The formidable Jane Addams tried to get in on the act a few years later,
But although she managed to found the profession of social work in the US,
And later won the Nobel Prize for Peace,
She couldn’t get Fathers’ Day going.
When she proposed a city-wide celebration of fathers in Chicago,
The people in charge (fathers, for the most part) said, in a word, no.

Jane Addams, not happy
In 1957, a female senator from Maine,
Observing that Mothers’ Day had been going strong for forty years,
Accused Congress of “the worst possible oversight…
Perpetrated against the gallant fathers… of our land…”
“As a daughter, as a woman, and as a United States Senator,”
She declared the lack of Fathers’ Day, “the most grievous insult imaginable.”

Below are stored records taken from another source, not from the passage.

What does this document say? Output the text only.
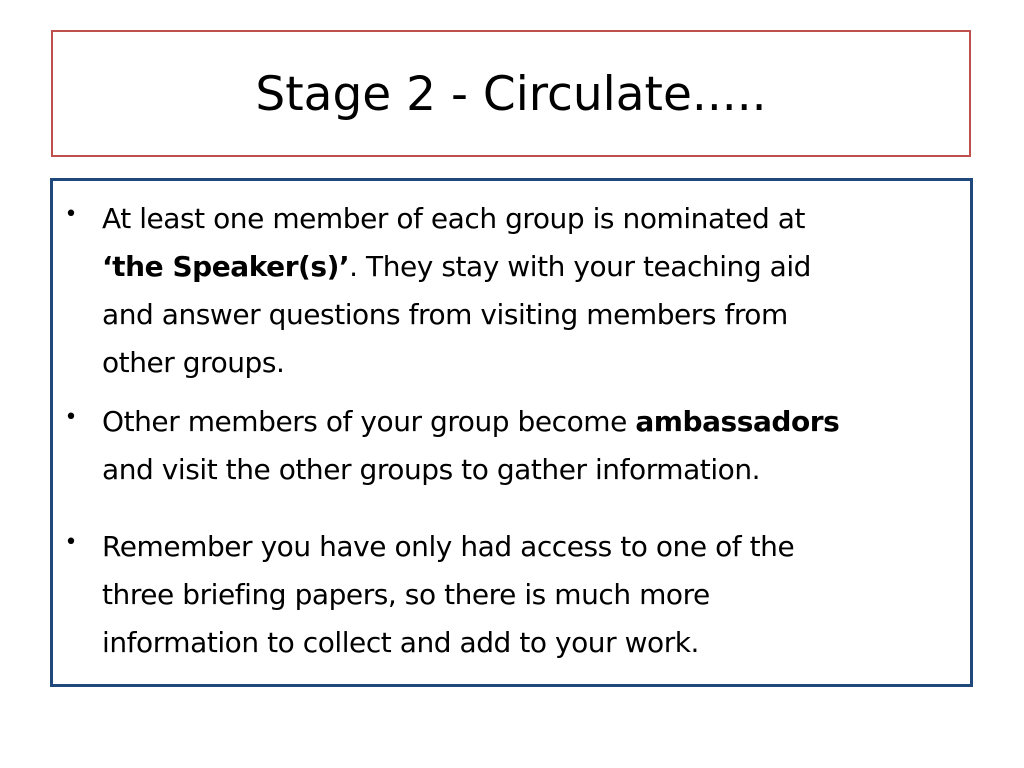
Stage 2 - Circulate.....
• At least one member of each group is nominated at
‘the Speaker(s)’. They stay with your teaching aid
and answer questions from visiting members from
other groups.
• Other members of your group become ambassadors
and visit the other groups to gather information.
• Remember you have only had access to one of the
three briefing papers, so there is much more
information to collect and add to your work.
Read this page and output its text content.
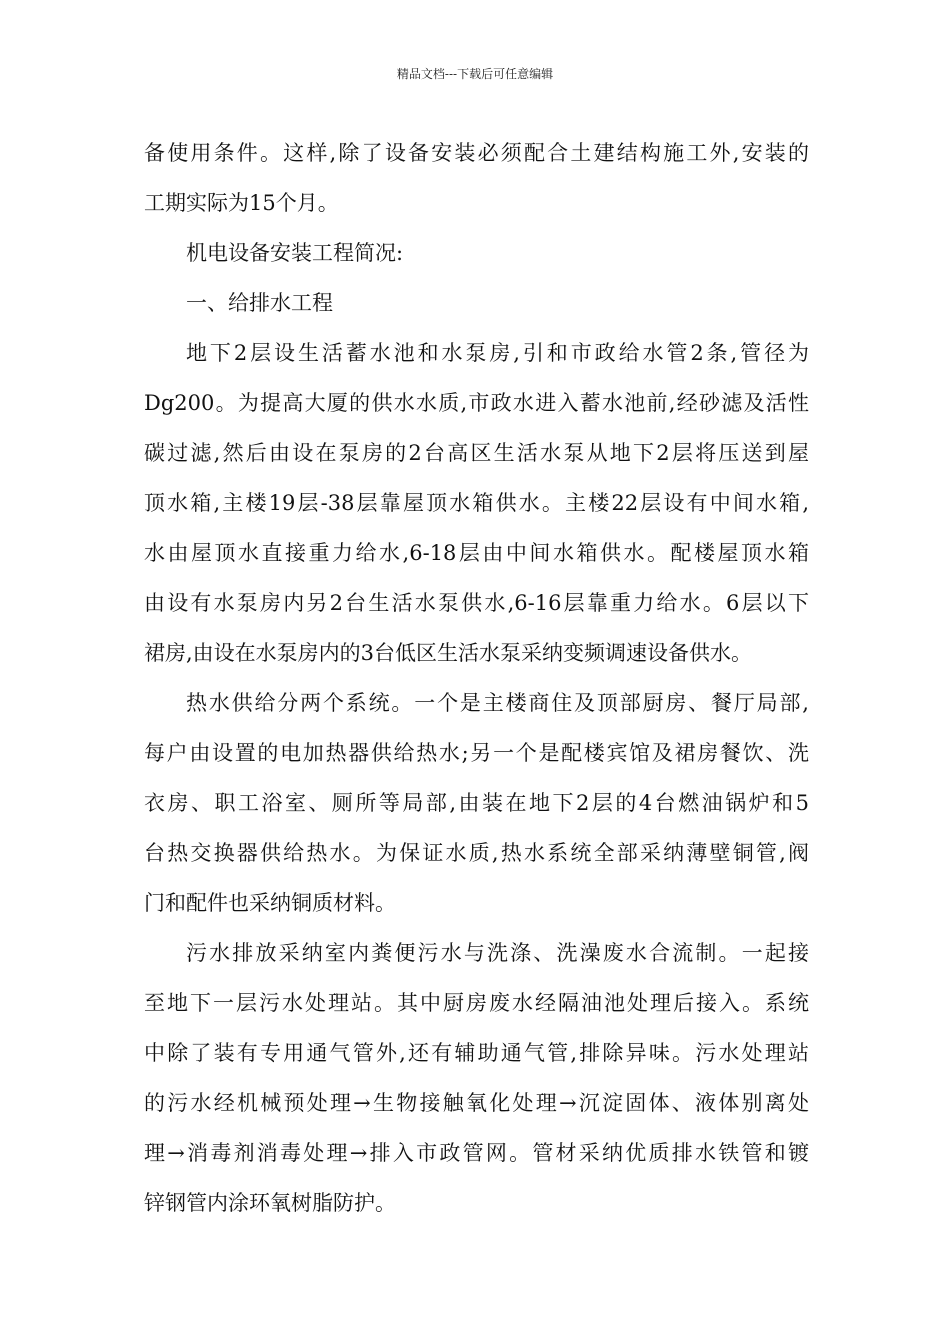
精品文档---下载后可任意编辑
备使用条件。这样,除了设备安装必须配合土建结构施工外,安装的
工期实际为15个月。
机电设备安装工程简况:
一、给排水工程
地下2层设生活蓄水池和水泵房,引和市政给水管2条,管径为
Dg200。为提高大厦的供水水质,市政水进入蓄水池前,经砂滤及活性
碳过滤,然后由设在泵房的2台高区生活水泵从地下2层将压送到屋
顶水箱,主楼19层-38层靠屋顶水箱供水。主楼22层设有中间水箱,
水由屋顶水直接重力给水,6-18层由中间水箱供水。配楼屋顶水箱
由设有水泵房内另2台生活水泵供水,6-16层靠重力给水。6层以下
裙房,由设在水泵房内的3台低区生活水泵采纳变频调速设备供水。
热水供给分两个系统。一个是主楼商住及顶部厨房、餐厅局部,
每户由设置的电加热器供给热水;另一个是配楼宾馆及裙房餐饮、洗
衣房、职工浴室、厕所等局部,由装在地下2层的4台燃油锅炉和5
台热交换器供给热水。为保证水质,热水系统全部采纳薄壁铜管,阀
门和配件也采纳铜质材料。
污水排放采纳室内粪便污水与洗涤、洗澡废水合流制。一起接
至地下一层污水处理站。其中厨房废水经隔油池处理后接入。系统
中除了装有专用通气管外,还有辅助通气管,排除异味。污水处理站
的污水经机械预处理→生物接触氧化处理→沉淀固体、液体别离处
理→消毒剂消毒处理→排入市政管网。管材采纳优质排水铁管和镀
锌钢管内涂环氧树脂防护。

The men of Congress appear to have united in ignoring this.
They “gallantly” held out held out for another 15 years.
But in 1972, Fathers’ Day finally became a national US holiday,
And from this year onwards, fathers across the land
Were forced to stop work, and accept soap-on-a-rope
and other mildly insulting gifts, on an annual basis.

It is not clear precisely when and how this blow to American manhood spread…
To Australia. Here, at least, there has been
No suggestion of a public holiday.
An internet search reveals the counterfactual but valiant statement
That father’s day in Australia originated in pagan sun worship,
And recommended gifts include swimming with whale sharks.

In deference to the fact that when I was born
Father’s Day wasn’t really a thing, even in the US,
This year I have refrained from purchasing soap-on-a-rope
Or buying into any other American claptrap.
I’ll simply say, you’re a top bloke, Dad.
(And if you want to swim with whale sharks, just let me know.)